Americans Mostly Ambivalent About Occupy Protests

A new Gallup poll suggests that the Occupy movement hasn’t really caught the attention of the American public all that much:

A new USA TODAY/Gallup Poll shows that the “Occupy” movement has failed to capture the attention of a majority of Americans, indicating either ambivalence toward it or lack of interest.

The poll finds that 56% of Americans surveyed are neither supporters nor opponents and 59% say they don’t know enough to have an opinion about the movement’s goals.

The survey, however, does show an increase from 20% to 31% in disapproval of the way the protests are being conducted.

This is somewhat different from the PPP poll results I noted last week, although it’s worth noting that PPP was polling voters, while Gallup is polling adults. Nonetheless, this would seem to indicate that movement isn’t having the impact with the public at large that its participants and proponents would like to think that it is.

FILED UNDER: Public Opinion Polls, US Politics, , , ,
Doug Mataconis
About Doug Mataconis
Doug Mataconis held a B.A. in Political Science from Rutgers University and J.D. from George Mason University School of Law. He joined the staff of OTB in May 2010 and contributed a staggering 16,483 posts before his retirement in January 2020. He passed far too young in July 2021.

Comments

  1. Ben Wolf says:

    Again a poll conducted by telephone, which skews heavily towards older Americans who obtain their news from the government/corporate media complex. In other words we’re getting poll results from people who tend to know only about things the oligarchy wants them to know.

  2. Ben Wolf says:

    An NIH study on who still uses landline phones, and it’s from 2008.

    http://www.cdc.gov/nchs/data/nhis/earlyrelease/wireless200805.htm

  3. Gallup’s phone survey integrates landlines and cell phones

  4. Ben Wolf says:

    @Doug Mataconis: You’re right. They changed their methodology to include a mix of landlines and cell phones. Scratch my earlier objection.

  5. spike59 says:

    ‘the oligarchy?”…..Comrade, puh-leeze…,at least ATTEMPT to get real

  6. Delmar says:

    The photograph shown with the article speaks volumes about exactly why middle class, the “099%” do not connect or sympathize with this movement. Wearing Halloween costumes and sitting down on a sidewalk or blocking the streets do not help the unemployed, the retired people, women and children who are victims of horrible violence, doesn’t do anything about the outrageous gas prices, or the moral depravity of the this country. These people could help organize or work with existing organizations to help communities in many ways: adult literacy, child tutoring, soup kitchens, Habitat, community clean ups, and crime patrols to name a few ways that they could get involved and really do something for people.

  7. WR says:

    @Delmar: Yes. Exactly. Shut up, don’t do anything to change the corrupt system, just find some soup kitchen to volunteer at. Help 30 or 40 people who are starving wihle doing nothing about the thieves who have looted the country and thrown tens of millions into poverty.

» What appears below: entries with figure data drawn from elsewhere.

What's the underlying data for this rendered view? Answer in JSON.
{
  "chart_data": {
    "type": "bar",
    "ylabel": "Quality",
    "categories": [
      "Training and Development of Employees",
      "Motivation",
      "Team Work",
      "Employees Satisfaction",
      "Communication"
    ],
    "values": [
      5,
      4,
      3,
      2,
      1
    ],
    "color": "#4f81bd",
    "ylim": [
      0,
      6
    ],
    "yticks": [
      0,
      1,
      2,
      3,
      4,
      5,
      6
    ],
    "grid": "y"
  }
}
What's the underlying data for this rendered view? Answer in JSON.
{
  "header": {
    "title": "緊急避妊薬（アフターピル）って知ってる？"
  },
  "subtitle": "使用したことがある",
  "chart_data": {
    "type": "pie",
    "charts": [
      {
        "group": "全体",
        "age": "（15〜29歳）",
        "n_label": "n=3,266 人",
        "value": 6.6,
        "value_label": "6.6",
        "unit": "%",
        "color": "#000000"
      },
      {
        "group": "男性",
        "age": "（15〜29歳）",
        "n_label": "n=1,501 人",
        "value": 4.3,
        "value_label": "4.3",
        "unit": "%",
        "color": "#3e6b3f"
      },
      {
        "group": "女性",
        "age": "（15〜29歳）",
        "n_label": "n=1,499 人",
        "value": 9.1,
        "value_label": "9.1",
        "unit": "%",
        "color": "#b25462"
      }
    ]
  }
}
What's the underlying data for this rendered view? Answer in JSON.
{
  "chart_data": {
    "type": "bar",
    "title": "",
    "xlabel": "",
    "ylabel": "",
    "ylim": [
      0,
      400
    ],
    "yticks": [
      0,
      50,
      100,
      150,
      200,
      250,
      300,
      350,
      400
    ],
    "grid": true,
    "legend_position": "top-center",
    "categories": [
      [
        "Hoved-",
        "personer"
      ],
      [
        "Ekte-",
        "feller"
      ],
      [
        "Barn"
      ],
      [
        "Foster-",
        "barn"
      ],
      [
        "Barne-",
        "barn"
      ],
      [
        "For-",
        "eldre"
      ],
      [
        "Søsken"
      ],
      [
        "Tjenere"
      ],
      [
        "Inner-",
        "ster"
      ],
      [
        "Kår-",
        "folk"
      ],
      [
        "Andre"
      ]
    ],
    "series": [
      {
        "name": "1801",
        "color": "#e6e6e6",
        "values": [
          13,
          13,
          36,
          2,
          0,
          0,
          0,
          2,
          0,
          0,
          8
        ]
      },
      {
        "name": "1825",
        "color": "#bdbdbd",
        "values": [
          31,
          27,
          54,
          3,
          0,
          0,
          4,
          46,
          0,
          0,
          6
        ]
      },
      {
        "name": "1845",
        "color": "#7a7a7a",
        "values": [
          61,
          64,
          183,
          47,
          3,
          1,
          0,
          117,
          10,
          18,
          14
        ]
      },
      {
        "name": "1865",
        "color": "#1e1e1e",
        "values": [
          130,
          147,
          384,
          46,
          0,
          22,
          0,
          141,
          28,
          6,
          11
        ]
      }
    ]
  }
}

    You’ve got a keen political sense there, Delmar.

  8. Ben Wolf says:

    @spike59: Do you have an argument? Or are you just another in-and-out commentor?

  9. @Doug Mataconis:

    Gallup’s phone survey integrates landlines and cell phones

    I’ve been called twice by Gallup on my cellphone, both times resulted in me chewing out the polltaker and then hanging up on them because I was enraged they expected me to waste my minutes so some big corporation could make money selling poll results.

  10. john personna says:

    Well again, every “I’m ignoring OWS” story is self-negating.

  11. A voice from another precinct says:

    @john personna: Good Point! Doug, are you listening? Of course not!

  12. Muffler says:

    The OWS and the connected people scares the h#ll out of them. They can’t control the message or own the analysis. The pundits can’t beat the Internet and there are too many paths to the avid news reader who can do their own analysis. This is why congress is trying to pass SOPA and other measures to reign in the channels of information. All this freedom of the press and speech is a problem for them.

    I don’t know if anyone else has noticed how ridiculous most of the pundits/new people sound when you have already read 5 direct source reports, seen 3 actual on scene witness videos, read 100 comments from 10 sites.

    No wonder they want to make all this illegal… it prevents them from filtering the news.